We recently connected with Johnny Rodriguez and have shared our conversation below.
Johnny, appreciate you joining us today. Can you talk to us about how you learned to do what you do?
How did I learn to do what I do:
I put in the seat time, there’s no magical path. I skipped school, skipped the party scene, cut out distractions, and did a deep dive that seems to have no end. Meaning, I’m still in the process of learning. As per my dad’s example, always be a student.
What could I have done to speed up the learning process: The journey will take the time it needs to sharpen you. Speeding up the process will only extend the incubation period. Slow is fast, enjoy the journey.
What skills were most essential: I would say what characteristics are most essential. The skills are developed along the way. I needed the right mixture of angst, stubbornness, fear, fearlessness, and most importantly self awareness. One skill that can also be seen as a characteristic is repetition. As over time, it sharpens the skills you pick up. It eventually elevates you to master level.
“I fear not the man who has practiced 10,000 kicks once, but I fear the man who has practiced one kick 10,000 times.”
What obstacles stood in the way of learning more: ME and only me. I can cite a laundry list of items that are road blocks. People, situations, misunderstandings, money, distractions. They are only as important as I allow them to be. They become powerful when I’m not in tune or out of focus with my self. Obstacles are perpetual, they return as quickly as they are dealt with. It helps to mange your perception, other wise obstacles will eat you alive.

Johnny, love having you share your insights with us. Before we ask you more questions, maybe you can take a moment to introduce yourself to our readers who might have missed our earlier conversations?
I started my career at Disney as an illustrator and graphic designer. This was pre-web, and our job was to explore and create for the emerging internet. We were working with new technology that was evolving at a rapid pace. We were so early in the space that I became the first person at Disney to push an animated GIF to the internet.
I eventually moved on to various agencies, working with all the major studios and creating for an older demographic.
However, client service can be mentally draining, and I found myself wanting more. I needed to work with my hands. It had to be analog. I needed ownership.
So I picked up painting. Years of digital training as an illustrator had given me all the tools I needed to transition from pixels to paint. I set goals for myself, defining the level I wanted to elevate my style to and envisioning where I ultimately saw my work being displayed. Museums, galleries, curated walls, and in the homes of some of my favorite people, Painting constantly surprising me.
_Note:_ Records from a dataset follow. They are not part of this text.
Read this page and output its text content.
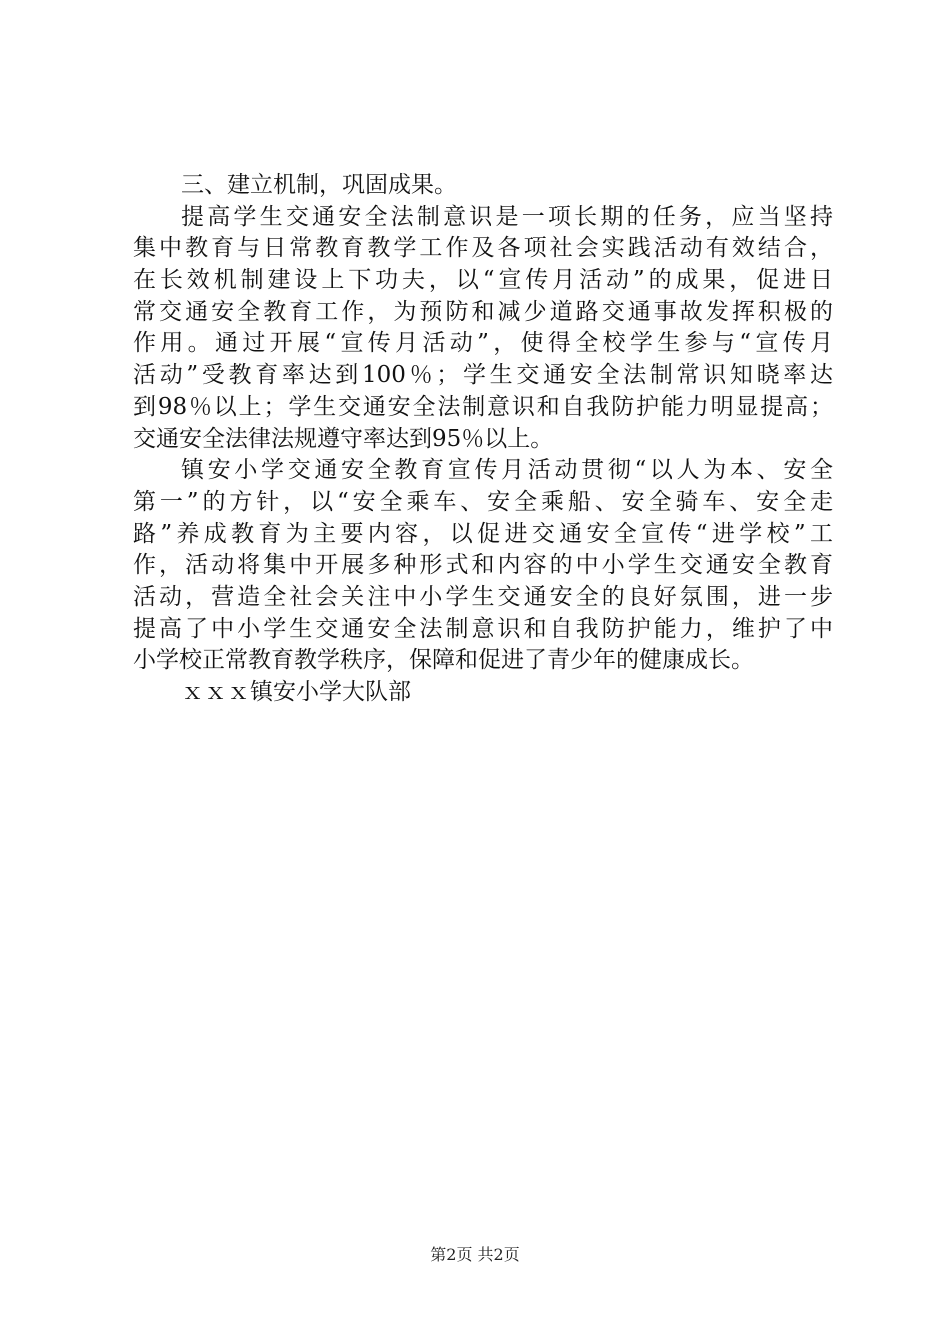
三、建立机制，巩固成果。
提高学生交通安全法制意识是一项长期的任务，应当坚持
集中教育与日常教育教学工作及各项社会实践活动有效结合，
在长效机制建设上下功夫，以“宣传月活动”的成果，促进日
常交通安全教育工作，为预防和减少道路交通事故发挥积极的
作用。通过开展“宣传月活动”，使得全校学生参与“宣传月
活动”受教育率达到100％；学生交通安全法制常识知晓率达
到98％以上；学生交通安全法制意识和自我防护能力明显提高；
交通安全法律法规遵守率达到95％以上。
镇安小学交通安全教育宣传月活动贯彻“以人为本、安全
第一”的方针，以“安全乘车、安全乘船、安全骑车、安全走
路”养成教育为主要内容，以促进交通安全宣传“进学校”工
作，活动将集中开展多种形式和内容的中小学生交通安全教育
活动，营造全社会关注中小学生交通安全的良好氛围，进一步
提高了中小学生交通安全法制意识和自我防护能力，维护了中
小学校正常教育教学秩序，保障和促进了青少年的健康成长。
ｘｘｘ镇安小学大队部
第2页 共2页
In your view, what can society to do to best support artists, creatives and a thriving creative ecosystem?
Shooting from the hip, I believe the best thing society can do to support creatives is to respect our resistance to AI. Support studios that are taking a clear stance against using AI as a creative replacement tool. Protect artists from having their original IP scraped and repurposed without consent.
Trust the cool kids when they say: you don’t want to live in a world where culture becomes aesthetically homogenized.

Can you share your view on NFTs? (Note: this is for education/entertainment purposes only, readers should not construe this as advice)
There was a brief period on a platform called Tezos when artists were trading and selling NFTs for small amounts of money. It felt punk rock. There was a culture of uplifting one another and sharing genuinely fun, creative work. Almost no real money was being made it felt experimental and pure.
Then the people who only saw dollar signs entered the space. Yes, it allowed some of us to cash in, but it also shifted the energy. The creativity started to fade. Eventually, it killed the space altogether. We just can’t have nice things.
I miss NFTs when they were about the art. I don’t miss how it eventually pulled me out of a creative community and into a money grab.